Akciğer tomografisinin Kovid-19 tanısında yeri

Resimde koronavirüsün akciğerlerde yaptığı hasarı gösteren bir akciğer tomografisi mevcuttur. Beyaz, buzlu cam görünümündeki alanlar hastalıklı bölgeleri göstermektedir.

Buzlu cam gibi...

“Koronavirüs hastalığı öncelikle solunum yolu ile vücuda alınan, akabinde 5-7 gün bir kuluçka periyodu bulunan, sonrasında asemptomatik ya da semptomatik solunum yolu enfeksiyonu, zatüre ve hatta Akut Solunum Sıkıntısı Sendromu (ARDS) ile seyredebilen bir virüs hastalığı. Hastalığın  tanısında ana yöntem burun ve boğaz sürüntüsünden yapılan PCR test olmak ile birlikte güncel literature göre yaklaşık 10 hastadan 3’ü PCR test ile saptanamamaktadır. Bu noktada özellikle hastalık semptomları olan hastalarda bilgisayarlı tomografi çok büyük bir önem kazanmaktadır. Özellikle bu hastalık için akciğer tomografisinde izlenen özel bulguların varlığı tüm testleri negatif hastalarda bile bizi koronavirüs hastalığına götürebilmektedir. Ancak burda önemli bir husus bilgisayarlı tomografinin önemli oranda radyasyon barındıran bir uygulama olmasıdır.

Haberin Devamı

Bu nedenle uzmanlar ve araştırmacılar, hastalık bulguları taşıyan hastalar, onların yakın temas ettiği kişiler için öncelikle sürüntü alarak PCR test; bu test ile tanı konulamayan hastalarda, tanı konulan ve akciğer tutulumu değerlendirilmek istenen hastalarda Bilgisayarlı Tomografinin vazgeçilemez olduğunu vurguluyorlar. Hatta bazı literatür daha ileri gidip salgın esnasında en güvenilir tanı yönteminin akciğer tomografisi olduğunu iddia ediyor. Hastalık hakkında her şey çok yeni olduğu için tıbbi literatür de karmakarışık haliyle.”

Haberin Devamı

Gereksiz kullanımların önüne geçerek uygun hastalara doğru zamanda çekilen akciğer tomografisi hayat kurtarıcı olabiliyor.
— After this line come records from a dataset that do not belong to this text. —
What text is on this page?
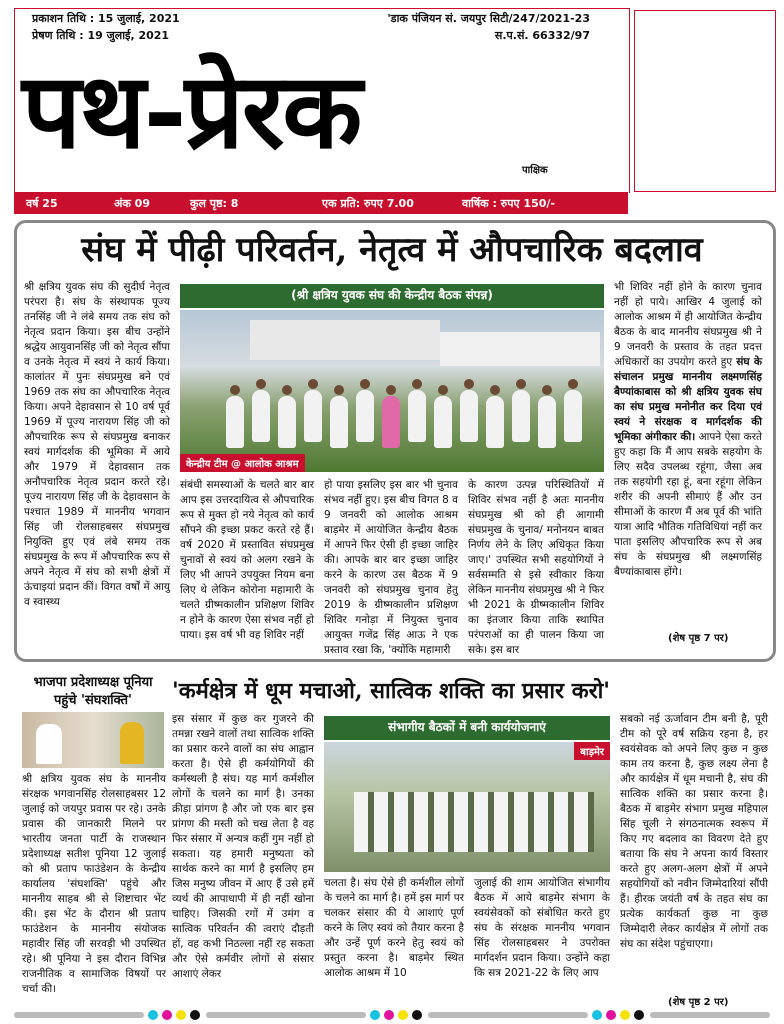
प्रकाशन तिथि : 15 जुलाई, 2021
प्रेषण तिथि : 19 जुलाई, 2021
'डाक पंजियन सं. जयपुर सिटी/247/2021-23
स.प.सं. 66332/97
पथ-प्रेरक	पाक्षिक
वर्ष 25	अंक 09	कुल पृष्ठ: 8	एक प्रति: रुपए 7.00	वार्षिक : रुपए 150/-
संघ में पीढ़ी परिवर्तन, नेतृत्व में औपचारिक बदलाव
श्री क्षत्रिय युवक संघ की सुदीर्घ नेतृत्व परंपरा है। संघ के संस्थापक पूज्य तनसिंह जी ने लंबे समय तक संघ को नेतृत्व प्रदान किया। इस बीच उन्होंने श्रद्धेय आयुवानसिंह जी को नेतृत्व सौंपा व उनके नेतृत्व में स्वयं ने कार्य किया। कालांतर में पुनः संघप्रमुख बने एवं 1969 तक संघ का औपचारिक नेतृत्व किया। अपने देहावसान से 10 वर्ष पूर्व 1969 में पूज्य नारायण सिंह जी को औपचारिक रूप से संघप्रमुख बनाकर स्वयं मार्गदर्शक की भूमिका में आये और 1979 में देहावसान तक अनौपचारिक नेतृत्व प्रदान करते रहे। पूज्य नारायण सिंह जी के देहावसान के पश्चात 1989 में माननीय भगवान सिंह जी रोलसाहबसर संघप्रमुख नियुक्ति हुए एवं लंबे समय तक संघप्रमुख के रूप में औपचारिक रूप से अपने नेतृत्व में संघ को सभी क्षेत्रों में ऊंचाइयां प्रदान कीं। विगत वर्षों में आयु व स्वास्थ्य
(श्री क्षत्रिय युवक संघ की केन्द्रीय बैठक संपन्न)
केन्द्रीय टीम @ आलोक आश्रम
संबंधी समस्याओं के चलते बार बार आप इस उत्तरदायित्व से औपचारिक रूप से मुक्त हो नये नेतृत्व को कार्य सौंपने की इच्छा प्रकट करते रहे हैं। वर्ष 2020 में प्रस्तावित संघप्रमुख चुनावों से स्वयं को अलग रखने के लिए भी आपने उपयुक्त नियम बना लिए थे लेकिन कोरोना महामारी के चलते ग्रीष्मकालीन प्रशिक्षण शिविर न होने के कारण ऐसा संभव नहीं हो पाया। इस वर्ष भी वह शिविर नहीं
हो पाया इसलिए इस बार भी चुनाव संभव नहीं हुए। इस बीच विगत 8 व 9 जनवरी को आलोक आश्रम बाड़मेर में आयोजित केन्द्रीय बैठक में आपने फिर ऐसी ही इच्छा जाहिर की। आपके बार बार इच्छा जाहिर करने के कारण उस बैठक में 9 जनवरी को संघप्रमुख चुनाव हेतु 2019 के ग्रीष्मकालीन प्रशिक्षण शिविर गनोड़ा में नियुक्त चुनाव आयुक्त गजेंद्र सिंह आऊ ने एक प्रस्ताव रखा कि, 'क्योंकि महामारी
के कारण उत्पन्न परिस्थितियों में शिविर संभव नहीं है अतः माननीय संघप्रमुख श्री को ही आगामी संघप्रमुख के चुनाव/ मनोनयन बाबत निर्णय लेने के लिए अधिकृत किया जाए।' उपस्थित सभी सहयोगियों ने सर्वसम्मति से इसे स्वीकार किया लेकिन माननीय संघप्रमुख श्री ने फिर भी 2021 के ग्रीष्मकालीन शिविर का इंतजार किया ताकि स्थापित परंपराओं का ही पालन किया जा सके। इस बार
भी शिविर नहीं होने के कारण चुनाव नहीं हो पाये। आखिर 4 जुलाई को आलोक आश्रम में ही आयोजित केन्द्रीय बैठक के बाद माननीय संघप्रमुख श्री ने 9 जनवरी के प्रस्ताव के तहत प्रदत्त अधिकारों का उपयोग करते हुए संघ के संचालन प्रमुख माननीय लक्ष्मणसिंह बैण्यांकाबास को श्री क्षत्रिय युवक संघ का संघ प्रमुख मनोनीत कर दिया एवं स्वयं ने संरक्षक व मार्गदर्शक की भूमिका अंगीकार की। आपने ऐसा करते हुए कहा कि मैं आप सबके सहयोग के लिए सदैव उपलब्ध रहूंगा, जैसा अब तक सहयोगी रहा हूं, बना रहूंगा लेकिन शरीर की अपनी सीमाएं हैं और उन सीमाओं के कारण मैं अब पूर्व की भांति यात्रा आदि भौतिक गतिविधियां नहीं कर पाता इसलिए औपचारिक रूप से अब संघ के संघप्रमुख श्री लक्ष्मणसिंह बैण्यांकाबास होंगे।
(शेष पृष्ठ 7 पर)
भाजपा प्रदेशाध्यक्ष पूनिया पहुंचे 'संघशक्ति'
श्री क्षत्रिय युवक संघ के माननीय संरक्षक भगवानसिंह रोलसाहबसर 12 जुलाई को जयपुर प्रवास पर रहे। उनके प्रवास की जानकारी मिलने पर भारतीय जनता पार्टी के राजस्थान प्रदेशाध्यक्ष सतीश पूनिया 12 जुलाई को श्री प्रताप फाउंडेशन के केन्द्रीय कार्यालय 'संघशक्ति' पहुंचे और माननीय साहब श्री से शिष्टाचार भेंट की। इस भेंट के दौरान श्री प्रताप फाउंडेशन के माननीय संयोजक महावीर सिंह जी सरवड़ी भी उपस्थित रहे। श्री पूनिया ने इस दौरान विभिन्न राजनीतिक व सामाजिक विषयों पर चर्चा की।
'कर्मक्षेत्र में धूम मचाओ, सात्विक शक्ति का प्रसार करो'
इस संसार में कुछ कर गुजरने की तमन्ना रखने वालों तथा सात्विक शक्ति का प्रसार करने वालों का संघ आह्वान करता है। ऐसे ही कर्मयोगियों की कर्मस्थली है संघ। यह मार्ग कर्मशील लोगों के चलने का मार्ग है। उनका क्रीड़ा प्रांगण है और जो एक बार इस प्रांगण की मस्ती को चख लेता है वह फिर संसार में अन्यत्र कहीं गुम नहीं हो सकता। यह हमारी मनुष्यता को सार्थक करने का मार्ग है इसलिए हम जिस मनुष्य जीवन में आए हैं उसे हमें व्यर्थ की आपाधापी में ही नहीं खोना चाहिए। जिसकी रगों में उमंग व सात्विक परिवर्तन की त्वराएं दौड़ती हों, वह कभी निठल्ला नहीं रह सकता और ऐसे कर्मवीर लोगों से संसार आशाएं लेकर
संभागीय बैठकों में बनी कार्ययोजनाएं
बाड़मेर
चलता है। संघ ऐसे ही कर्मशील लोगों के चलने का मार्ग है। हमें इस मार्ग पर चलकर संसार की ये आशाएं पूर्ण करने के लिए स्वयं को तैयार करना है और उन्हें पूर्ण करने हेतु स्वयं को प्रस्तुत करना है। बाड़मेर स्थित आलोक आश्रम में 10
जुलाई की शाम आयोजित संभागीय बैठक में आये बाड़मेर संभाग के स्वयंसेवकों को संबोधित करते हुए संघ के संरक्षक माननीय भगवान सिंह रोलसाहबसर ने उपरोक्त मार्गदर्शन प्रदान किया। उन्होंने कहा कि सत्र 2021-22 के लिए आप
सबको नई ऊर्जावान टीम बनी है, पूरी टीम को पूरे वर्ष सक्रिय रहना है, हर स्वयंसेवक को अपने लिए कुछ न कुछ काम तय करना है, कुछ लक्ष्य लेना है और कार्यक्षेत्र में धूम मचानी है, संघ की सात्विक शक्ति का प्रसार करना है। बैठक में बाड़मेर संभाग प्रमुख महिपाल सिंह चूली ने संगठनात्मक स्वरूप में किए गए बदलाव का विवरण देते हुए बताया कि संघ ने अपना कार्य विस्तार करते हुए अलग-अलग क्षेत्रों में अपने सहयोगियों को नवीन जिम्मेदारियां सौंपी हैं। हीरक जयंती वर्ष के तहत संघ का प्रत्येक कार्यकर्ता कुछ ना कुछ जिम्मेदारी लेकर कार्यक्षेत्र में लोगों तक संघ का संदेश पहुंचाएगा।
(शेष पृष्ठ 2 पर)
Ülkemizde dünya ortalamasının çok üzerinde bilgisayarlı tomografi cihazının olması görülüyor ki sağlık çalışanlarımız için işleri daha kolay hale getirmiş.  En nihayetinde bize düşen sağlık çalışanlarımıza destek olmak, Sağlık ve İçişleri Bakanlıklarının tedbir ve uyarılarına kulak vermek, izolasyona ve sosyal mesafeye dikkat etmek, tüm bunlara rağmen şüpheli durumlarda sağlık kurumlarına başvurmaktır.